IAG noted that exceeding the claims allowance by A$21m had trimmed the insurance margins of the New Zealand business by 1.3 per cent.
Despite that, the division's insurance margin for the year climbed to 13.6 per cent, from 7.6 per cent a year earlier. The reported loss ratio also fell to 61.7 per cent from 69.2 per cent including an A$14m foreign exchange benefit from reinsurance recoveries connected with the 2011 Canterbury quakes.
IAG's consumer arm accounted for 58 per cent of the premiums the group wrote in New Zealand in the past year. Its GWP increased 8 per cent due to both rate increases and increased volumes. The AMI private motor portfolio led that growth. IAG said the business division achieved 10.2 per cent GWP growth in the past year, reflecting improving rates, particularly for property and vehicles.
As at June 30, IAG said more than 93 per cent of all claims from the 2016 Kaikoura quake had been settled, including more than 83 per cent of the commercial claims. At the same date, more than $6.7b of claims from the Canterbury quakes had been settled – more than 98 per cent by number.
New Zealand contributed 21 per cent of IAG's group GWP of A$11.65b – 1.8 per cent more than a year earlier.
Group net profit rose 1 per cent to A$947m – excluding A$24m of losses from businesses in Thailand, Vietnam and Indonesia IAG has agreed to sell. Higher taxes and reduced investment income meant profit was barely changed despite improved insurance profits and margins.

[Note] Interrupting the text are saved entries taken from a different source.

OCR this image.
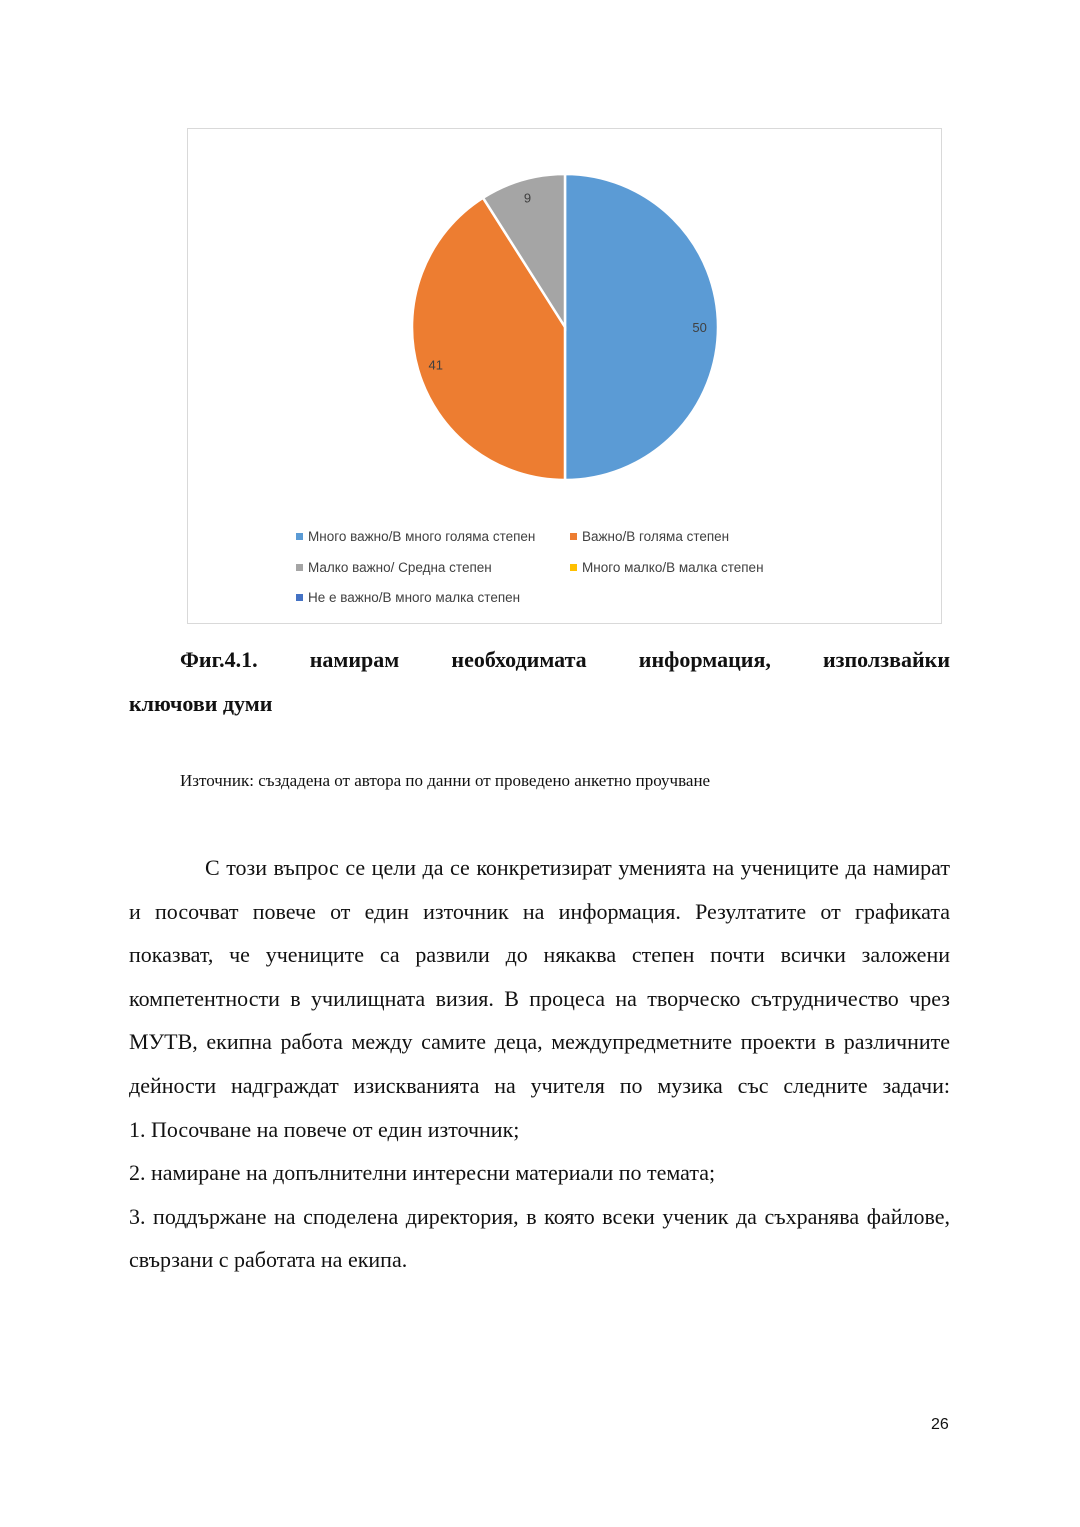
50
41
9
Много важно/В много голяма степен	Важно/В голяма степен
Малко важно/ Средна степен	Много малко/В малка степен
Не е важно/В много малка степен
Фиг.4.1. намирам необходимата информация, използвайки
ключови думи
Източник: създадена от автора по данни от проведено анкетно проучване
С този въпрос се цели да се конкретизират уменията на учениците да намират и посочват повече от един източник на информация. Резултатите от графиката показват, че учениците са развили до някаква степен почти всички заложени компетентности в училищната визия. В процеса на творческо сътрудничество чрез МУТВ, екипна работа между самите деца, междупредметните проекти в различните дейности надграждат изискванията на учителя по музика със следните задачи:
1. Посочване на повече от един източник;
2. намиране на допълнителни интересни материали по темата;
3. поддържане на споделена директория, в която всеки ученик да съхранява файлове, свързани с работата на екипа.
26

IAG shares fell 6 per cent to A$7.71 on the ASX early this afternoon.
The firm is expecting a profit of at least A$200m on the asset sales and today announced a plan to return about A$592m of surplus capital to investors. The plan, subject to shareholder approval in November, is expected to return about 25 Australian cents a share.
That is in addition to the 20 Australian cents final dividend the firm will pay on September 27.